Большаков почему-то смущен этой встречей с комдивом. А еще ему очень неловко перед Лидой, сестрой. Ей-то тоже, наверное, показались нарочитыми и могучие плечи полковника, и его громкий смех, громкий голос, и его жизнерадостность, сила, здоровье, а главное, этот дерзкий, насмешливый и как будто бы обнимающий взгляд — как Сергей полагал, — унижающий женщину.
Он уже пожалел, что полковник его разыскал на немытом полу, на соломе, в душной, темной, пропахшей карболкою комнате, неподвижного, с многодневной щетиной на серых щеках.
Он хотел уже было подозвать медсестру, но вовремя разглядел, что Лида, сидящая в полумраке у печки, как-то очень печально, почти безнадежным движением вытирает глаза. Слезы льются, а она их вытирает то ладонью, то рукавом. И все это тихо, беззвучно. И он поразился своей собственной новой догадке: «Да они чем-то крепко связаны, мой Степан Митрофанович и спокойная наша, строгая, дорогая сестрица… Чем-то очень серьезным, видать. И еще эта ссора у всех на глазах…»

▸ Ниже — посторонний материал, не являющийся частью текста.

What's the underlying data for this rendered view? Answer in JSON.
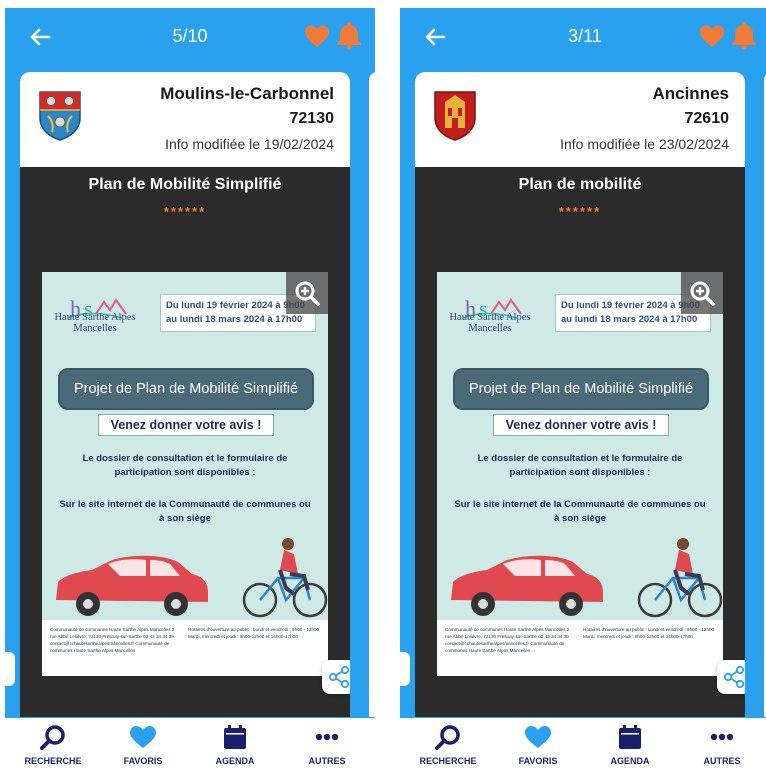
{
  "screens": [
    {
      "counter": "5/10",
      "town": "Moulins-le-Carbonnel",
      "postcode": "72130",
      "modified": "Info modifiée le 19/02/2024",
      "plan_title": "Plan de Mobilité Simplifié",
      "stars": "******",
      "poster": {
        "logo_name": "Haute Sarthe Alpes Mancelles",
        "dates_line1": "Du lundi 19 février 2024 à 9h00",
        "dates_line2": "au lundi 18 mars 2024 à 17h00",
        "project": "Projet de Plan de Mobilité Simplifié",
        "opinion": "Venez donner votre avis !",
        "text1": "Le dossier de consultation et le formulaire de participation sont disponibles :",
        "text2": "Sur le site internet de la Communauté de communes ou à son siège",
        "footer_left": "Communauté de communes Haute Sarthe Alpes Mancelles 2 rue Abbé Lelièvre, 72130 Fresnay-sur-Sarthe 02 43 34 34 39 contact@cchautesarthealpesmancelles.fr Communauté de communes Haute Sarthe Alpes Mancelles",
        "footer_right": "Horaires d'ouverture au public : Lundi et vendredi : 9h00 - 12h00 Mardi, mercredi et jeudi : 9h00-12h00 et 14h00-17h00"
      }
    },
    {
      "counter": "3/11",
      "town": "Ancinnes",
      "postcode": "72610",
      "modified": "Info modifiée le 23/02/2024",
      "plan_title": "Plan de mobilité",
      "stars": "******",
      "poster": {
        "logo_name": "Haute Sarthe Alpes Mancelles",
        "dates_line1": "Du lundi 19 février 2024 à 9h00",
        "dates_line2": "au lundi 18 mars 2024 à 17h00",
        "project": "Projet de Plan de Mobilité Simplifié",
        "opinion": "Venez donner votre avis !",
        "text1": "Le dossier de consultation et le formulaire de participation sont disponibles :",
        "text2": "Sur le site internet de la Communauté de communes ou à son siège",
        "footer_left": "Communauté de communes Haute Sarthe Alpes Mancelles 2 rue Abbé Lelièvre, 72130 Fresnay-sur-Sarthe 02 43 34 34 39 contact@cchautesarthealpesmancelles.fr Communauté de communes Haute Sarthe Alpes Mancelles",
        "footer_right": "Horaires d'ouverture au public : Lundi et vendredi : 9h00 - 12h00 Mardi, mercredi et jeudi : 9h00-12h00 et 14h00-17h00"
      }
    }
  ],
  "nav": {
    "search": "RECHERCHE",
    "favorites": "FAVORIS",
    "agenda": "AGENDA",
    "others": "AUTRES"
  },
  "colors": {
    "primary": "#2aa1ee",
    "accent": "#f07a3a",
    "nav_text": "#1a1f6b",
    "card_bg": "#2b2b2b"
  },
  "icons": [
    "back-arrow-icon",
    "heart-icon",
    "bell-icon",
    "zoom-in-icon",
    "share-icon",
    "search-icon",
    "calendar-icon",
    "more-icon"
  ]
}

Лида встала, взяла с поленницы охапку дров, наклонилась к огню, и Сергей чуть не ахнул. Ну как же! Ну конечно же, он ее знает, встречал! Просто в тот черный памятный день эта девушка была в ситцевом выцветшем платье и плюшевой порыжелой жакетке, в платке, а сейчас в гимнастерке. А еще тогда у нее были тяжелые, длинные косы…
Он позвал ее:
— Лида!
Она оглянулась. Помедлив какое-то время, словно что-то обдумывая, сказала:
— Сейчас! — И спокойно, не прячась, вынула из кармана теплых, стеганых брюк трофейное зеркальце в сафьяновом чехольчике, стерильной салфеточкой промокнула глаза, подошла.
— Что случилось? Кто вас обидел?
— Меня? — Она вскинула голову. — Никто.
— Ну не надо… Не плачьте, пожалуйста…
— А я и не плачу.
— Может, я чем-нибудь помогу?
Лида медленно повернулась. Стала боком, готовая отойти.
— Не-ет… Ничем не поможете.
— А что? Это так безнадежно?
Она не ответила. Эта девушка где-то всему научилась: говорить и молчать. Говорить так, чтобы не было сказано ничего, и молчать так, чтобы все было ясно без слов.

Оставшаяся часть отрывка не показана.